The information presented in Figs. 3–5 are used to design superlattice hard coatings. As discussed, materials with a small “Q” should be considered for synthesizing superlattice coatings to achieve effective hardness enhancement. Applying this criterion to the calculated perovskites and inverse perovskites, we may anticipate from (Table S4), that superlattices CaZrO3/SrNbO3, CaZrO3/ BaRuO3, CaZrO3/CaMoO3, NbCPt3/AlCPd3, NbCPt3/GaNNi3, NbCPt3/ZnNNi3 and NbCPt3/ScCPt3 have good potentials to offer enhanced hardness; in contrast, superlattices based on halides would show marginal hardness enhancement due to their small ΔG. These perovskites and inverse perovskites are all cubic structure according to the values of their tolerance and octahedral factors (table S4). However, we observe a large lattice mismatch for CaZrO3/CaMoO3, NbCPt3/GaNNi3 and NbCPt3/ZnNNi3, these may further enhance the hardness of these superlattices. These analyses are purely predictive and should be supported experimentally.
We can anticipate also from the PCA results, those potential materials for superlattice hard coatings. So, any combination of materials from region A as template and any materials from region B as substrate could give interesting superlattices e.g. (CaCrO3/SrVO3, SnCPt3/SbNNi3).
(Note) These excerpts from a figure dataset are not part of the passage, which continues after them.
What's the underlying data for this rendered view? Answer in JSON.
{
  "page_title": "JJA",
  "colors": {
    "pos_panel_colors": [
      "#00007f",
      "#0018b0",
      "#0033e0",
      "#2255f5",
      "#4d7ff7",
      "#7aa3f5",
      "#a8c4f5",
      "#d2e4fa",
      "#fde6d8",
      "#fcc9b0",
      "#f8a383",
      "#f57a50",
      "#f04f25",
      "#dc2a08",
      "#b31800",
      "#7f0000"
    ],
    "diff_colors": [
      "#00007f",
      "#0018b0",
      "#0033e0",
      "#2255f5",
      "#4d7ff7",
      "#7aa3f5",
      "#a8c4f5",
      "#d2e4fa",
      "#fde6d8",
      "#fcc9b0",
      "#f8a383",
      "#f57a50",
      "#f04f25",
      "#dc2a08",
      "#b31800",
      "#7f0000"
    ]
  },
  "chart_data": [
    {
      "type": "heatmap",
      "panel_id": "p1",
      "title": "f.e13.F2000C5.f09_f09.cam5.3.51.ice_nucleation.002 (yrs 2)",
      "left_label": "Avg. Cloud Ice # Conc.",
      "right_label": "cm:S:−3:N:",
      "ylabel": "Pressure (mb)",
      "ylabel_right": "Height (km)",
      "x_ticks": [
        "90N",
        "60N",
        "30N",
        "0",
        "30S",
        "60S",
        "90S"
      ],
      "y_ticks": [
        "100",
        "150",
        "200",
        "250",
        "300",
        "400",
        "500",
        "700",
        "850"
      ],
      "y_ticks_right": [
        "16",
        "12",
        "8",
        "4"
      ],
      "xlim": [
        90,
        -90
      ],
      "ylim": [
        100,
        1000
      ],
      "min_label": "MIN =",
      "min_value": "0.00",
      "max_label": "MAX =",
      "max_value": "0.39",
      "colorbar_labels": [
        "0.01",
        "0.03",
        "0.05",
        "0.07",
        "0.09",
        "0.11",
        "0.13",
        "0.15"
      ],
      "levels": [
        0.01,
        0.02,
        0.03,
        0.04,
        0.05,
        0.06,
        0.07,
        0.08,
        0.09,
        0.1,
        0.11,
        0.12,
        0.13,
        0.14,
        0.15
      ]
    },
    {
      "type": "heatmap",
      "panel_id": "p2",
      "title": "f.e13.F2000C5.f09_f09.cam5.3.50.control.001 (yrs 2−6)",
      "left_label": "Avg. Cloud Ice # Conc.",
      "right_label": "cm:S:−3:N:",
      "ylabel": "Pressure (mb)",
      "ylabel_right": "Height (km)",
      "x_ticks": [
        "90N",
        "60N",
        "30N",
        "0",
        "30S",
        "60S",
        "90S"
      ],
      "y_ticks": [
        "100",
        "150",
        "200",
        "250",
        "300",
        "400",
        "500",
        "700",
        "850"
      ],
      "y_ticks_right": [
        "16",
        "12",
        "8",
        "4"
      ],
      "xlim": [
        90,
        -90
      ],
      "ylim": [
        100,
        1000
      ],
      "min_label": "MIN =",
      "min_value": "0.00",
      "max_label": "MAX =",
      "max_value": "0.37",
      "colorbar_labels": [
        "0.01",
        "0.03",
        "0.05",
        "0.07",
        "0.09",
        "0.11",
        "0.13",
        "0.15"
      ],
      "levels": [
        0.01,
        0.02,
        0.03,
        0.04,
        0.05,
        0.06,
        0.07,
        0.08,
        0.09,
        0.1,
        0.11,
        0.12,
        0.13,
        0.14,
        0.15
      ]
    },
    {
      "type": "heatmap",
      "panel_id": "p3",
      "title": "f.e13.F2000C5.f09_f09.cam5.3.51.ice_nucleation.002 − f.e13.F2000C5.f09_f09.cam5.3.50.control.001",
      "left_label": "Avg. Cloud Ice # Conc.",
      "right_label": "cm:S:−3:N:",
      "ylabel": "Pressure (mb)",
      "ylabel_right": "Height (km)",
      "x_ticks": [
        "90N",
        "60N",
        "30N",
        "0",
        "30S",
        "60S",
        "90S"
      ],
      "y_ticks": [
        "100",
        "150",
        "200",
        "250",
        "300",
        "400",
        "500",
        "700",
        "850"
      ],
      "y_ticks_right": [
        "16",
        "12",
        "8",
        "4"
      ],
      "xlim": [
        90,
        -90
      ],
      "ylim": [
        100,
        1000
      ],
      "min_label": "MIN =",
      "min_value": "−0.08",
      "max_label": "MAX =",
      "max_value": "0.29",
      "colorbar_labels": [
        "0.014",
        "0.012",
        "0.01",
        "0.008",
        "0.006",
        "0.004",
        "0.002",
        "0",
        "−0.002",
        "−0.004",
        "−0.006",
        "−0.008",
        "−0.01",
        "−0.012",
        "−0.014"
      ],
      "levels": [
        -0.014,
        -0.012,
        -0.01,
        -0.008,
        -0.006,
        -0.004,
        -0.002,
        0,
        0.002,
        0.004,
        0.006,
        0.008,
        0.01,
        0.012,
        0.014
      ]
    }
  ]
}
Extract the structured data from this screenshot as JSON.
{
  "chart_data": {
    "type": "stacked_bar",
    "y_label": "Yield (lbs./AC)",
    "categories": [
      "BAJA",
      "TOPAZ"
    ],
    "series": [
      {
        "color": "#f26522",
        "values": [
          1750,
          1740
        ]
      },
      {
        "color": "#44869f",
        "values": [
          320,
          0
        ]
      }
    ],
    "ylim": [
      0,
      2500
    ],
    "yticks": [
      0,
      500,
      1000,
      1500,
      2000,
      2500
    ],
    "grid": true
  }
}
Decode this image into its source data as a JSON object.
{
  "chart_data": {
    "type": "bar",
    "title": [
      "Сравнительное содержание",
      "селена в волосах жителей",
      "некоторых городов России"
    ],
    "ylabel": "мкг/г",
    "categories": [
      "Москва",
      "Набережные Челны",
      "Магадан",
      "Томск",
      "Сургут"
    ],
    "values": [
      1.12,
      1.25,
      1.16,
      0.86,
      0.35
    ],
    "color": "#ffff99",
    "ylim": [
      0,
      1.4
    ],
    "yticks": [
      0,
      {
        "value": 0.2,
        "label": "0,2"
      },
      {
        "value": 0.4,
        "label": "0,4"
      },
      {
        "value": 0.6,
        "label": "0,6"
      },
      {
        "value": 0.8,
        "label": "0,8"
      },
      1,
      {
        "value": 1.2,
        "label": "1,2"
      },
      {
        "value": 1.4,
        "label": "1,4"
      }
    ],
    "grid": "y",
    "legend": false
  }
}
We notice from the different calculations of ΔG and the position of each compound in the PCA score plots, that the distance between two materials from different clusters are correlated to ΔG. Since as this distance increases, ΔG increases.
Therefore, the logic presented here can be applied to any system with any number of samples and descriptors. Combining informatics with calculated data and physical properties will allow for the greatest understanding of structure-property relationships. With that knowledge, materials can then be engineered to maximize the desired properties. The use of PCA here demonstrates how informatics can be used to screen information to determine what is necessary and useful, and then to use that knowledge in experimental, computational, and materials design.
In this work we have analyzed perovskites and inverse perovskites compounds using a multivariate analysis. This work helps to develop a method for visually interpreting a PCA plot based on the correlation of the distances between the different perovskite compounds on the different plots. It has been clearly explained with respect to a logic focused on the correlation between the PCA results and the variation of the ΔG how to design better superlattice hard coatings materials. Thus, we expect that a simple visual observation of the PCA plots, in respect to the position of the any perovskite compounds in these plots will give us an insight on the variation of the ΔG.